LOG 020 · TECHNICAL · 2023-07-01
Put the content in the first-load HTML
1 min read
Situation
Goodpods is a podcast discovery platform, and organic search was meant to be a major way people found podcast and episode pages. Our client engaged an SEO optimising team, and they recommended structured data and better inter-linking of pages to help us rank. At the time we were getting only a few dozen clicks a week from search.
Task
The recommendation came from the SEO team, but working out how to implement it in our Next.js webapp was my job.
Action
The core principle I worked to was that everything a crawler needs has to be in the server-rendered HTML, not hydrated in by JavaScript afterwards. I moved our JSON-LD structured data, the machine-readable page metadata search engines use for rich results, so it was rendered directly into the HTML on the server instead of injected client-side. I built out breadcrumb schema for podcasts and episodes, making sure the name attributes were present and every page type was handled. I also updated the sitemap settings so crawlers could find the pages in the first place.
Then I went after the actual content. Transcripts, AI summaries, questions and podcast descriptions were forced into the first-load SSR payload so search engines index real content.

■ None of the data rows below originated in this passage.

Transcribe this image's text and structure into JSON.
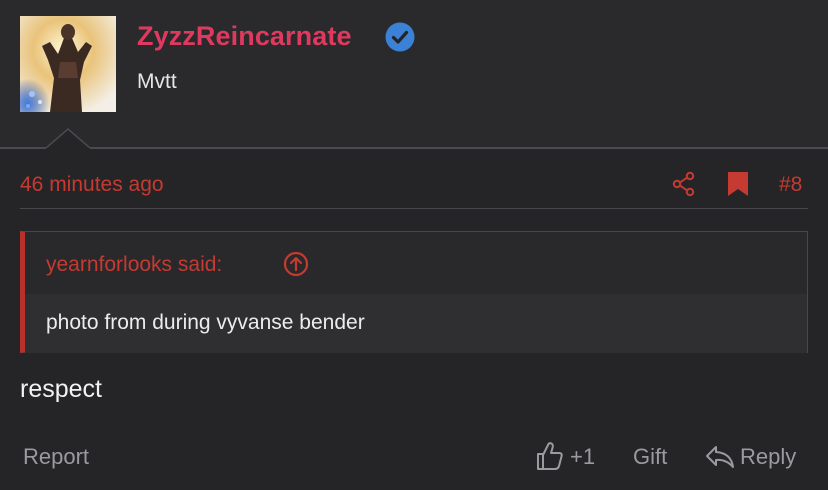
{
  "author": {
    "username": "ZyzzReincarnate",
    "user_title": "Mvtt",
    "verified_icon": "verified-badge-icon",
    "name_color": "#e0395f",
    "verified_color": "#3b82d6"
  },
  "post": {
    "timestamp": "46 minutes ago",
    "number": "#8",
    "share_icon": "share-icon",
    "bookmark_icon": "bookmark-icon",
    "accent_color": "#c53a31"
  },
  "quote": {
    "author_said": "yearnforlooks said:",
    "jump_icon": "arrow-up-circle-icon",
    "text": "photo from during vyvanse bender"
  },
  "message": {
    "text": "respect"
  },
  "footer": {
    "report_label": "Report",
    "like_icon": "thumbs-up-icon",
    "like_count": "+1",
    "gift_label": "Gift",
    "reply_icon": "reply-icon",
    "reply_label": "Reply"
  }
}
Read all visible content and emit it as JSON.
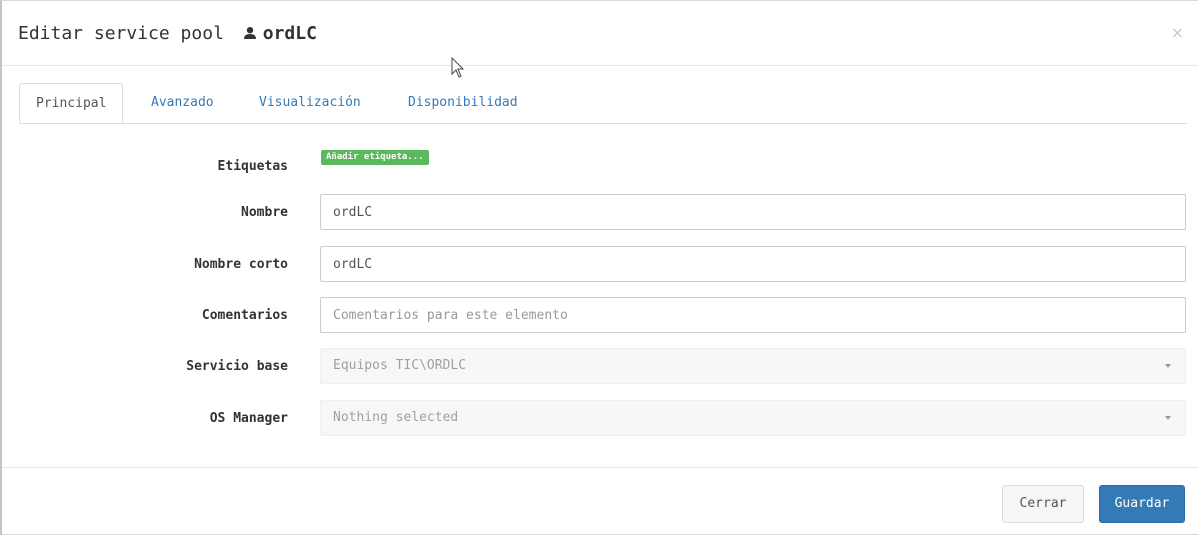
{
  "header": {
    "title": "Editar service pool",
    "pool_name": "ordLC",
    "pool_icon": "user-icon",
    "close_label": "×"
  },
  "tabs": [
    {
      "label": "Principal",
      "active": true
    },
    {
      "label": "Avanzado",
      "active": false
    },
    {
      "label": "Visualización",
      "active": false
    },
    {
      "label": "Disponibilidad",
      "active": false
    }
  ],
  "form": {
    "tags": {
      "label": "Etiquetas",
      "button": "Añadir etiqueta..."
    },
    "name": {
      "label": "Nombre",
      "value": "ordLC"
    },
    "short_name": {
      "label": "Nombre corto",
      "value": "ordLC"
    },
    "comments": {
      "label": "Comentarios",
      "value": "",
      "placeholder": "Comentarios para este elemento"
    },
    "base_service": {
      "label": "Servicio base",
      "value": "Equipos TIC\\ORDLC"
    },
    "os_manager": {
      "label": "OS Manager",
      "value": "Nothing selected"
    }
  },
  "footer": {
    "close_label": "Cerrar",
    "save_label": "Guardar"
  },
  "colors": {
    "primary": "#337ab7",
    "tag_green": "#5cb85c"
  }
}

Transcripts are large, so shipping them whole would have blown out page weight and fought the site speed work we had also been doing. My solution was to load only the first few lines of the transcript by requesting it with a byte limit, then fetch the rest only when the user clicks to expand, with a preload on hover so the expansion feels instant. We did a lot of preloading work like that to keep the site snappy after first load.
Result
Organic search traffic increased drastically. We went from a few dozen clicks a week to over 1000 clicks per week.